A little while ago, one of my buddies recommended the movie GI Joe: The Rise of Cobra to me, in the context of one of my usual laments about needing to get more out of my Netflix subscription and so forth. He was not miserable with his own memories of the movie and looking for company, nor did he make the suggestion after some kind of ironic, so-bad-its-good disclaimer. It was a legit recommendation; he straightforwardly enjoyed the flick and thought I (fellow child of the 80’s, after all) would, too. He allowed that it was “dumb but fun” but the emphasis came down dominantly on the “fun” side of that formulation.
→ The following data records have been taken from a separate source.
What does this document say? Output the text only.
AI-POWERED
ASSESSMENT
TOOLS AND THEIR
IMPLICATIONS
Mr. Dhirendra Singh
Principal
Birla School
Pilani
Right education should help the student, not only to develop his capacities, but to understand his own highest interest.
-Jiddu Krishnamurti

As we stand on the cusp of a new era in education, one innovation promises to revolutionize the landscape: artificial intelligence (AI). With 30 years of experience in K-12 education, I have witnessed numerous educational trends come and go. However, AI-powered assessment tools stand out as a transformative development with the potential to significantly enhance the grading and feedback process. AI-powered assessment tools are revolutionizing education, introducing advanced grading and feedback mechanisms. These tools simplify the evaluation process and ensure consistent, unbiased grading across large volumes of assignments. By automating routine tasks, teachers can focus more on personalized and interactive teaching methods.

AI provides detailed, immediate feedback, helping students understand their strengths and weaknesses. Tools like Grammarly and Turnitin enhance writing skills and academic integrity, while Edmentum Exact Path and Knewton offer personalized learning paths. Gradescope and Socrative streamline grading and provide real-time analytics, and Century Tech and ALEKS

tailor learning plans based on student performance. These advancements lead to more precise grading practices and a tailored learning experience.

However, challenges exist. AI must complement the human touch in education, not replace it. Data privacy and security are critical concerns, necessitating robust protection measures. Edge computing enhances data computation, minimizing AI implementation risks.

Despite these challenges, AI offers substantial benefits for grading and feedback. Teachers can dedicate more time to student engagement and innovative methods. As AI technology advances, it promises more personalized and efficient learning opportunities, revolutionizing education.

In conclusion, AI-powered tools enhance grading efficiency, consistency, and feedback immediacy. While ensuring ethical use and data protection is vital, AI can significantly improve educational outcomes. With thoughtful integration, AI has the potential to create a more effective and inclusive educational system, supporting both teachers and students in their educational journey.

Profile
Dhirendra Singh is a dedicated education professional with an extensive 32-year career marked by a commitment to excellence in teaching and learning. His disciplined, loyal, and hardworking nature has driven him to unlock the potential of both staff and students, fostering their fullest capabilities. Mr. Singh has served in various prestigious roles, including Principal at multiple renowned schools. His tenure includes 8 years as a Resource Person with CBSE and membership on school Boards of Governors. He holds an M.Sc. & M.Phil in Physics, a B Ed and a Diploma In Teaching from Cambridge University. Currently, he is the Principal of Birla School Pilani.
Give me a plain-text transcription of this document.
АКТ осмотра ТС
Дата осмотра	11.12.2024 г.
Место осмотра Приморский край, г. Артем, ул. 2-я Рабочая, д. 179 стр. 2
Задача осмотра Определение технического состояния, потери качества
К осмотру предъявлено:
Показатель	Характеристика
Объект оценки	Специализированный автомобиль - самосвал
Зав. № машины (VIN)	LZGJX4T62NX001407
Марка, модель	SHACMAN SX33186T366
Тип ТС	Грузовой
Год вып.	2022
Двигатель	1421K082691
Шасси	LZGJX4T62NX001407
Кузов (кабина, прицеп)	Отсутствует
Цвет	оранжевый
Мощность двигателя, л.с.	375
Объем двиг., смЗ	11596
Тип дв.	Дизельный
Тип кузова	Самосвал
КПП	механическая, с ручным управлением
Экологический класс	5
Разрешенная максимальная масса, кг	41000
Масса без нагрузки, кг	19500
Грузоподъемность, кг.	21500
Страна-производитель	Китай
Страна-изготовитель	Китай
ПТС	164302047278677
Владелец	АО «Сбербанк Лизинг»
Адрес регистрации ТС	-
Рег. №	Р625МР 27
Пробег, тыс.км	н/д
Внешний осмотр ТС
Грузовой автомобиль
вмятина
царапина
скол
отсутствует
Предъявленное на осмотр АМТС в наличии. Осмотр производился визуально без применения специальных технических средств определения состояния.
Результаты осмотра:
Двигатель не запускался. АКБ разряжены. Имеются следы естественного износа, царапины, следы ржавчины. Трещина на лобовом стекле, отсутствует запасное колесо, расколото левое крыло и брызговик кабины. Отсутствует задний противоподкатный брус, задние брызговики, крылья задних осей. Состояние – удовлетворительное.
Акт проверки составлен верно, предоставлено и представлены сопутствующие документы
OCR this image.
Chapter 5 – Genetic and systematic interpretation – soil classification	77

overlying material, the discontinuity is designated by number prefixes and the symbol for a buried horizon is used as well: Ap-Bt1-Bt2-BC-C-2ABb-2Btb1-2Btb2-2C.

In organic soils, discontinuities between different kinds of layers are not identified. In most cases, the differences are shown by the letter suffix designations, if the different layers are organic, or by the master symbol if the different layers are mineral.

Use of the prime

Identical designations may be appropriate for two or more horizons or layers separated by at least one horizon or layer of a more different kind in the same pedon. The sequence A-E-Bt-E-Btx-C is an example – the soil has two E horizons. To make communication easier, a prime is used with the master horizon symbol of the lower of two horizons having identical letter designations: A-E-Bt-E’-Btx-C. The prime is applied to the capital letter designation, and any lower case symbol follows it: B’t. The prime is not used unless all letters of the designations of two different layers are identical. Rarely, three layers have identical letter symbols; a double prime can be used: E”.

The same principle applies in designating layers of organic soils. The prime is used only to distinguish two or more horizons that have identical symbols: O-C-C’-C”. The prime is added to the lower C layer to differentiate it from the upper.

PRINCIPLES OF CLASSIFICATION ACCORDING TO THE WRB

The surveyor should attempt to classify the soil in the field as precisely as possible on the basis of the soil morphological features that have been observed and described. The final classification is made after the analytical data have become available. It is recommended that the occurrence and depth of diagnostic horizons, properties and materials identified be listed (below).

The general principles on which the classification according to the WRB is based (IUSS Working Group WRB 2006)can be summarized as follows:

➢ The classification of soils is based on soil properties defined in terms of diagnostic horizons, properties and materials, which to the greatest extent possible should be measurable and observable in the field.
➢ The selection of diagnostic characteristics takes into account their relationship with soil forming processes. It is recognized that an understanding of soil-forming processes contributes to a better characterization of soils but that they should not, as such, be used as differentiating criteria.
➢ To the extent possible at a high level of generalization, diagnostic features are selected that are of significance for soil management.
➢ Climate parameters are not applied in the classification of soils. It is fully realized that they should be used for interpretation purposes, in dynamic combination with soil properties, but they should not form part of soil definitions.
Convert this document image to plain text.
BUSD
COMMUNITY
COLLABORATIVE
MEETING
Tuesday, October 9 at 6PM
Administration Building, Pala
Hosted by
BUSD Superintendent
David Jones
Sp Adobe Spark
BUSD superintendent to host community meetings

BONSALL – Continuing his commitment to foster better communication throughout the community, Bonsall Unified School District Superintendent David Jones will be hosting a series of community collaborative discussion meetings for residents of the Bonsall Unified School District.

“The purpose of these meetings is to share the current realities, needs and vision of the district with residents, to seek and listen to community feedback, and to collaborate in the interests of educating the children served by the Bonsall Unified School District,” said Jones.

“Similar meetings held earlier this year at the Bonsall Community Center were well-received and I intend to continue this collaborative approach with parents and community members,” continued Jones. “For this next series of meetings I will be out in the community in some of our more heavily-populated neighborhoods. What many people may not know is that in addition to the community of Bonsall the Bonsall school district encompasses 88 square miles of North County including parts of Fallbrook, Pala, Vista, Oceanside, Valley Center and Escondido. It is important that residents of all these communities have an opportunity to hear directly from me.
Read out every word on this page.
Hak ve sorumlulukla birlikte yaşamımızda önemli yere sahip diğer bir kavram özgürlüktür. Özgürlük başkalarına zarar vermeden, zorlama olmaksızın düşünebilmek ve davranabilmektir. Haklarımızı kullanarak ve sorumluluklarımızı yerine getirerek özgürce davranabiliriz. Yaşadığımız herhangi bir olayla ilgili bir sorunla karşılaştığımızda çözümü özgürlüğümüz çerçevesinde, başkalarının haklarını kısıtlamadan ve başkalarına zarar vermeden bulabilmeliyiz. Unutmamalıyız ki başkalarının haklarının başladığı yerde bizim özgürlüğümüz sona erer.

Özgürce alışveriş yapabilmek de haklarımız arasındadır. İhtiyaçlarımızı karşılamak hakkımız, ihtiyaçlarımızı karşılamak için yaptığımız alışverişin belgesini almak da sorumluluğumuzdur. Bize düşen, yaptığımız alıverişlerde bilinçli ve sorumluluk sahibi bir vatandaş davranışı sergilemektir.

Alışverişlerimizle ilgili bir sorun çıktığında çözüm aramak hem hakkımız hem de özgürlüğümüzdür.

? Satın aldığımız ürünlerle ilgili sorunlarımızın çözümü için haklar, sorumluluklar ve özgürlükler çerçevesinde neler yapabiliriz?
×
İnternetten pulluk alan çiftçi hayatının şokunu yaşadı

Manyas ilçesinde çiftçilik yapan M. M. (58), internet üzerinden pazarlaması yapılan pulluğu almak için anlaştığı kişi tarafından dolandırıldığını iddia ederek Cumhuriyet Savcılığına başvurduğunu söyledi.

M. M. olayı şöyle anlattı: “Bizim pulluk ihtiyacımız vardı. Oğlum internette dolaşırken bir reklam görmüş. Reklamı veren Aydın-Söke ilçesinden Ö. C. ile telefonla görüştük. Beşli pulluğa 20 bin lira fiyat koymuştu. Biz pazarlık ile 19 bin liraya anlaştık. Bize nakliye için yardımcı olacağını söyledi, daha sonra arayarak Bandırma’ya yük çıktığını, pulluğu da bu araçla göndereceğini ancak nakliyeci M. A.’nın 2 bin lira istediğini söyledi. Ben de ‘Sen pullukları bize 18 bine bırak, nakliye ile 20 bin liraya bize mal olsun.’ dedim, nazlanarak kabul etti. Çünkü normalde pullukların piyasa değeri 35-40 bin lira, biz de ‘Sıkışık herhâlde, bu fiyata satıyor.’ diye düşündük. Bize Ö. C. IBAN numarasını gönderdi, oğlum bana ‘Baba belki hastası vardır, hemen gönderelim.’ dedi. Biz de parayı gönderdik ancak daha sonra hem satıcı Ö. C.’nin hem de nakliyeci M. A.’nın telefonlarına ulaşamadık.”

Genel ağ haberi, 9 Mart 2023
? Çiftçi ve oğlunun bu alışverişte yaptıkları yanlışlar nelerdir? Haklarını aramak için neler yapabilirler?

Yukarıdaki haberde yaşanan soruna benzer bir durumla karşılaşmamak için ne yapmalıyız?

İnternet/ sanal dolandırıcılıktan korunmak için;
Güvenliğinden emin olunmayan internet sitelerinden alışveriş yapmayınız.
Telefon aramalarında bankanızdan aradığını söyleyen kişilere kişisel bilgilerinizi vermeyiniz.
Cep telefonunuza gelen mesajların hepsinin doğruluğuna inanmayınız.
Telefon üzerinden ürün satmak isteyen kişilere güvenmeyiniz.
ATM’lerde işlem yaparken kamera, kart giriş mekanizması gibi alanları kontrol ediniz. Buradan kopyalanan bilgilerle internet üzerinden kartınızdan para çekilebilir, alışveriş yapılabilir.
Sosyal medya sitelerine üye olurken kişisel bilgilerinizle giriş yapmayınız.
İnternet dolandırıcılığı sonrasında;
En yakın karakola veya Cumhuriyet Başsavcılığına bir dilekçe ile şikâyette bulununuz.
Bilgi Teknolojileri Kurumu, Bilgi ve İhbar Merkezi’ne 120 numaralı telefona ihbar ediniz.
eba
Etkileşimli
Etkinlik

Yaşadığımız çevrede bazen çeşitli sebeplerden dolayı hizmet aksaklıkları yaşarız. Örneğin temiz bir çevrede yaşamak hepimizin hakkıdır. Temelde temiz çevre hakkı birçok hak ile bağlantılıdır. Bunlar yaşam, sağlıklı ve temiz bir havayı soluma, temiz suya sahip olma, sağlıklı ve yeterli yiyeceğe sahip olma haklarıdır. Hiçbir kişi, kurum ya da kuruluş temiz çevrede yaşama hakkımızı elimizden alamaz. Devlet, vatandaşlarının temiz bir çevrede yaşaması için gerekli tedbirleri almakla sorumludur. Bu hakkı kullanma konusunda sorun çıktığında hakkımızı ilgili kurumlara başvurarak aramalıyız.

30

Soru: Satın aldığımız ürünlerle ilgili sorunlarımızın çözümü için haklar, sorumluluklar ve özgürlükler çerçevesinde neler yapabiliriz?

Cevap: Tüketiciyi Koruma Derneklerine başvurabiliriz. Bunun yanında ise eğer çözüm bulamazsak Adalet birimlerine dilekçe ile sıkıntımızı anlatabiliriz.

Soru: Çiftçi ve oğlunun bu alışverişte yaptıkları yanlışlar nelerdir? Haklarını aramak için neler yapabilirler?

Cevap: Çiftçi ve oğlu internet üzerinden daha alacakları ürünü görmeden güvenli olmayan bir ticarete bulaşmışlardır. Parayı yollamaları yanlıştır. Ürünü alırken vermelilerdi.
GI Joe seemed like as good a candidate as any for my Summer Movies on a Train project, so I added it to the old queue and it arrived in the mail early last week and accompanied me on my commute shortly thereafter. I was fully prepared to suffer through the movie so that I could say that I had seen it, after which I would be able to roast my buddy and tell him he was half-right (meaning it wasn’t fun but it certainly was dumb). And then the strangest thing happened: my buddy turned out to be right on both counts. Once I gave the movie permission to be absolutely as dumb as it pleased, it was a lot of fun to watch.
I mean, do not get me wrong, the movie is DUMB. It may, in fact, not technically qualify as a “movie” if the dictionary definition of that term includes a requirement that a coherent, logical storyline be employed. GI Joe: The Rise of Cobra is more of “an audiovisual string of ridiculously awesome crap interspersed with nonsensical reasons for that crap to keep happening”. But for brevity’s sake let’s just keep calling it a “movie”.
The movie takes just about every catchphrase associated with the old toys and cartoons which made GI Joe such a beloved part of my pop-culture addled childhood and ham-fists them into the script. E.g., early on our two POV characters are rescued from an ambush by the current Joe team, loaded onto a jet, and flown back to the secret GI Joe headquarters. On the jet they receive medical attention including, presumably, morphine. As one of the characters, Ripcord, is getting a little loopy under the drugs, he reaches out and touches the head of one of his rescuers. “Man, you got some real lifelike hair,” Rip trippily observes. Since the observee is a dude, said dude grabs the drugged Ripcord by the wrist to force him to let go. “Ow, and a kung-fu grip!” The fact that Ripcord is high on morphine when he utters these non-sequitors (which are of course selling points that would have been emblazoned on GI Joe action figure boxes back in the day) is one of the most logically defensible things that happens throughout the movie. The rest of it would make anyone looking for logical consistency shout at the screen “What is going on? What just happened? Why would they do that?” for basically the entire running time. But turn off your brain, and it’s just a couple of hours of expertly choreographed and shot fight scenes and explosions and so forth.
It may sound like I’m being sarcastic, but I’m honestly not. I do think there is a time and place for mindless entertainment in the form of delivery vectors for CGI carnage. Or even pencil-and-paper carnage. A different buddy and I were discussing comic books a week or two ago, which led naturally into talking about comic book fans themselves, and how a certain vocal subset of them hate when the publishers make large-scale changes to their offerings, particularly when the fans can envision ways that things could have stayed the same and still made sense. (For instance, Superman has been around since the late 30’s, and also is portrayed as if he’s in his late 30’s. The comic book makers explain this away with sometimes-vague, sometimes-hyperspecific statements about how Superman only landed as a baby on earth 30-some years ago, and any stories the fans may be familiar with which certainly seem tied to a certain place and time in the more distant past either never happened, or happened in some convolutedly different way, etc. So Superman’s fictional history, unbound by the laws of time and space and causality and so forth because, again, FICTIONAL, is ever-changing. But lots of people hate change, and so.) My buddy and I agreed that this vocal subset is largely missing the point, and one way of clearly stating the point is to say “internal consistency is overrated”.
And I’m coming to very strongly believe that, not just as a phrase that came up once but as great entertainment-consumption advice. It’s not that internal consistency doesn’t matter at all. It’s not that stories can’t be both logical and amusing, that you always have to expect coherence to be sacrificed in the name of pure unadulterated awesome. But it is a caution against getting one’s priorities all out of whack. I suppose the full expression of the axiom is “When internal consistency is considered the most important thing, it is overrated.” But that happens so often, especially among continuity-obsessed detail-oriented nerds, that it almost goes without saying. Geek culture (my culture, I admit) tends to overrate these kind of things. And get mocked for it, and rightly so. But there are rewards to be reaped for letting it go (sometimes, within reason, etc.) That makes it a good mantra as far as I’m concerned.